It’s very difficult question to answer. How do you judge a leader? Is it financial success? The loyalty they engender? Their ability to inspire? There are war-time leaders and peace-time leaders. Leaders may be understated or zealous. I’m not sure we’ll ever be able to say definitively what constitutes a great leader. Regardless, we all want to improve our ability to lead, whether it’s a small team or a Fortune 500. But how?
One way of looking at leadership development is through Adult Development Theory, an idea pioneered by Dr. Robert Kegan, a developmental psychologist at Harvard that borrows from others in the field.
Adult development theory has five stages. The first two we develop in childhood: impulsive mind and imperial mind. The next three we learn in adulthood. I’ve put together a quick summary below. For greater depth, there’s a good overview here.

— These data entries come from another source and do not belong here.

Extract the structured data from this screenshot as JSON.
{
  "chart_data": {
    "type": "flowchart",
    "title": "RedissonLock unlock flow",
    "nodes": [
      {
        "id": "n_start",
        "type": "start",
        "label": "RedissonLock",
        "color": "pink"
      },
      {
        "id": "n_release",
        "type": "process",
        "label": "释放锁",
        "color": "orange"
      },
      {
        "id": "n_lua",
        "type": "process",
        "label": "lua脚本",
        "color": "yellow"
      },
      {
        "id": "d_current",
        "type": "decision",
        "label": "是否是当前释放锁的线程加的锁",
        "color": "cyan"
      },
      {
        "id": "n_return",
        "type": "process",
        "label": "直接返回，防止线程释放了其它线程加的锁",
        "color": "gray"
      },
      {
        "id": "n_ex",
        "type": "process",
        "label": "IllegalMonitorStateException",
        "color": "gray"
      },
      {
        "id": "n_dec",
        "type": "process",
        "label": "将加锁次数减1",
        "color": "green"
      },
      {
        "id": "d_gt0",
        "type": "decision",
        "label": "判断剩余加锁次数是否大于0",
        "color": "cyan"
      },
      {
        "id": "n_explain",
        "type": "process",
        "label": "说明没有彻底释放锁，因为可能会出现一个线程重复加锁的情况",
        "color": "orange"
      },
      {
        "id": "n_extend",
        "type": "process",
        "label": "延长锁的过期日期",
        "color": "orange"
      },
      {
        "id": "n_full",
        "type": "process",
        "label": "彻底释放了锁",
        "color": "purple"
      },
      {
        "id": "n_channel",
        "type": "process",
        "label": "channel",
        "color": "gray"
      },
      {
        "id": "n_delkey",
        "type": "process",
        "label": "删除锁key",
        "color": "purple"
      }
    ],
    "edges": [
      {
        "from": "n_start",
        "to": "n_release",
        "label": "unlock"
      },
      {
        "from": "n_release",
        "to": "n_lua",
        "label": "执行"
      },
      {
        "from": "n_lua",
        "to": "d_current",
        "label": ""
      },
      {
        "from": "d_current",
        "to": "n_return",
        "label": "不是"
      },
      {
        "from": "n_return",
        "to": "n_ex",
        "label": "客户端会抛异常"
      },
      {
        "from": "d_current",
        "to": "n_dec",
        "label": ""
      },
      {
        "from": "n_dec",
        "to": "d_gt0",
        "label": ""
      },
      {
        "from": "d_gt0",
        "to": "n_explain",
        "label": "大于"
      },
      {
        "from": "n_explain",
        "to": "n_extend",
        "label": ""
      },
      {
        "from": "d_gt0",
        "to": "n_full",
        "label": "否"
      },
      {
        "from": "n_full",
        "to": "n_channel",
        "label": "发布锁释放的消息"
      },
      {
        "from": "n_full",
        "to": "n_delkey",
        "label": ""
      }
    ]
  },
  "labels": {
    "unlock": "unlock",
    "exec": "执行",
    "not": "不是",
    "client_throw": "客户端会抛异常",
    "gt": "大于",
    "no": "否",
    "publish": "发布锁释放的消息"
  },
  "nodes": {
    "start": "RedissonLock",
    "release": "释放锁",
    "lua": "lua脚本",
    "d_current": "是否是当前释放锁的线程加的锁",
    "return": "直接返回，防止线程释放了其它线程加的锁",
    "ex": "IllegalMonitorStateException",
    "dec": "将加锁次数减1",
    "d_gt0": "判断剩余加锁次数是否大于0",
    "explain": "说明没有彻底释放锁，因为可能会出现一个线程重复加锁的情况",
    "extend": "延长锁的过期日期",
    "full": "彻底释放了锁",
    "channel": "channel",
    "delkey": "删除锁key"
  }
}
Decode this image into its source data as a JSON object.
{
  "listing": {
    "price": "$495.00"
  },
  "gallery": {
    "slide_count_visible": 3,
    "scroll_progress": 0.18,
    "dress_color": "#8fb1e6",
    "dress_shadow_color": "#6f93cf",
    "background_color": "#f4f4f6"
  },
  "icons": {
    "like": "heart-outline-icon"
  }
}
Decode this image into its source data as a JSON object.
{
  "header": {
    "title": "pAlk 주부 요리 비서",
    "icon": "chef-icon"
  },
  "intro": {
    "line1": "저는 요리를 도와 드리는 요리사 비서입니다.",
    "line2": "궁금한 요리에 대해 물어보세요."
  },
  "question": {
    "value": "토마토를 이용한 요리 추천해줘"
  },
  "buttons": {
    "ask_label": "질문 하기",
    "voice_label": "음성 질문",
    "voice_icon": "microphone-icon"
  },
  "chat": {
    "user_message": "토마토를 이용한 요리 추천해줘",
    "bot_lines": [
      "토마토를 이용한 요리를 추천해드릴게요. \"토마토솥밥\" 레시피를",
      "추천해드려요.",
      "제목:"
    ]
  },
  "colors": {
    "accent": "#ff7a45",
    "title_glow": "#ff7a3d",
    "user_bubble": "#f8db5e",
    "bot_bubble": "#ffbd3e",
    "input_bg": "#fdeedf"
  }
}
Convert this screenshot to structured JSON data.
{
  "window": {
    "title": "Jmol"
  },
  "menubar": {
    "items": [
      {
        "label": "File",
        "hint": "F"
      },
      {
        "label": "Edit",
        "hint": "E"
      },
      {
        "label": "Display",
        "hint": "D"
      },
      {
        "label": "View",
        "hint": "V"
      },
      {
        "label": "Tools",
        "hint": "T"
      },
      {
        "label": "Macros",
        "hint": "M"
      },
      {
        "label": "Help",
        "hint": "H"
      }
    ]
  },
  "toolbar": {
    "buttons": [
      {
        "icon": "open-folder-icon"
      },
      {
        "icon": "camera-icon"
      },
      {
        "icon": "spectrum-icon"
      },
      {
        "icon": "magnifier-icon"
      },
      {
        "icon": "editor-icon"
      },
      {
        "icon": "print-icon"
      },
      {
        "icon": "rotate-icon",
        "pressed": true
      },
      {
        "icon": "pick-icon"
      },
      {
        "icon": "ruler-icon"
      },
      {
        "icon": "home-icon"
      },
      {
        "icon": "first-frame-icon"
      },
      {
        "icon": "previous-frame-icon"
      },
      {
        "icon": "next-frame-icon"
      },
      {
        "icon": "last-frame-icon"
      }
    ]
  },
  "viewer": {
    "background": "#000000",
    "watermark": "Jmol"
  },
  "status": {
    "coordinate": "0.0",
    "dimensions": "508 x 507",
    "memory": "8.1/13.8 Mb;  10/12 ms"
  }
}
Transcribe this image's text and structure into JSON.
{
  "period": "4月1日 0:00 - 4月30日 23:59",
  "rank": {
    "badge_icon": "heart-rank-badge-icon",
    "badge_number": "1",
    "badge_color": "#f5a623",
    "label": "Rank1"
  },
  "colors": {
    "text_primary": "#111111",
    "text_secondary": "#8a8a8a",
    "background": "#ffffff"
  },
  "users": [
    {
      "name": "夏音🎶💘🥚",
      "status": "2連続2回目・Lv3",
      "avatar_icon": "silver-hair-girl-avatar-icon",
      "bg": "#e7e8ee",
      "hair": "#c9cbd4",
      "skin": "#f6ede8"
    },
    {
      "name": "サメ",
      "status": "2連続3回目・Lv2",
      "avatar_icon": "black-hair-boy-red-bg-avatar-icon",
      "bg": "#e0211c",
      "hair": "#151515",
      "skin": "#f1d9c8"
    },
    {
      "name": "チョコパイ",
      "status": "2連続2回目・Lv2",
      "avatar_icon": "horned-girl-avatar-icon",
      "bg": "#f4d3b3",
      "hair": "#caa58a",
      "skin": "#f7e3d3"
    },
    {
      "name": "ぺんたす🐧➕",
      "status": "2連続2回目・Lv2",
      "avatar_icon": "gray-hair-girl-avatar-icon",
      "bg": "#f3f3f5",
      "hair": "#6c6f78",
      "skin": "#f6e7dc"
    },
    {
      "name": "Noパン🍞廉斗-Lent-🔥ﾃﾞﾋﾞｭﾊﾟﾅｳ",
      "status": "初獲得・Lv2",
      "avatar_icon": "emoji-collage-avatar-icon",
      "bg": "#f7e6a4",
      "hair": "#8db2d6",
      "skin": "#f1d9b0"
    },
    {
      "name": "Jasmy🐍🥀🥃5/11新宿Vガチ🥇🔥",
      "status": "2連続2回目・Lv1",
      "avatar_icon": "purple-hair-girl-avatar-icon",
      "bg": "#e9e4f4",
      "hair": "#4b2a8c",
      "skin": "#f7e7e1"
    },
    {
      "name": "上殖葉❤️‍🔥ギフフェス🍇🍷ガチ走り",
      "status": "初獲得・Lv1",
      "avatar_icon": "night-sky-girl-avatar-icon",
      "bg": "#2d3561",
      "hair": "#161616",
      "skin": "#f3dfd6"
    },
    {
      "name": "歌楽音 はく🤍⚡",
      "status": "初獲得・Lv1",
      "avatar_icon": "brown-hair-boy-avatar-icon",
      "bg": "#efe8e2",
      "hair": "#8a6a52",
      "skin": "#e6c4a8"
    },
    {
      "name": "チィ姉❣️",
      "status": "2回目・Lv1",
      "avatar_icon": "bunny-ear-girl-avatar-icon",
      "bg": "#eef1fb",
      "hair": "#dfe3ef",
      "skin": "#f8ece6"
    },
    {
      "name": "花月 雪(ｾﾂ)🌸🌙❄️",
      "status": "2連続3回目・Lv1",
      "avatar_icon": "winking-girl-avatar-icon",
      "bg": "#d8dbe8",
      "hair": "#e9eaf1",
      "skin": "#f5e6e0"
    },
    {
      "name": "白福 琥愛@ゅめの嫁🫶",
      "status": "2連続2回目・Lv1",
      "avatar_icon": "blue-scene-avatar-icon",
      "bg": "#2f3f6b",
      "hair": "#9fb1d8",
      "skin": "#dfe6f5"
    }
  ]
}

Socialized Mind (most adults): we have built relationships with our team and those social connections influence our ideas the most. We see ourselves the way others see us and look for external validation from others about how we’re doing as leaders.
Self-Authoring Mind (some adults): we shift from validating ourselves in the eyes of others to establishing an internal sense of self, and begin to direct ourselves independently. We have limits, values, goals and drive that comes from within, and those govern our leadership.
Self-Transforming Mind (very few adults): we’re able to balance both the perspectives of others with our our sense of self-direction. Tricky business!
If I think about the style of management epitomized by Steve Jobs (or at the least the public perception of his management style), he would be in the self-authoring mind, caring very little for others' perspectives. Reading some books including Creative Selection, I’m sure Jobs' style was more nuanced.
Jennifer Garvey Berger applies this framework to leadership. In her view, great leaders make those around them feel bigger, bolder and able to do great things. A charismatic leader, on the other hand, awes you and so you feel better about the leader, not you.
Simon Sinek likens leadership to falling in love with someone. Every day we perform simple habits of true compassion and living by our values. That’s how we become leaders in others' eyes.
Both believe the core of leadership starts with listening and then being able to balance the external points of view with a strong sense of self (values, direction, belief).
Maybe that’s why leadership is so hard to evaluate. It all comes down to judging many opinions including our own and managing relationships well after the decisions are made.
This framework got me thinking about where I am in the Adult Development Theory. Kegan said that we all see ourselves one step ahead in development of where we actually are. Where are you? Where do you want to get to?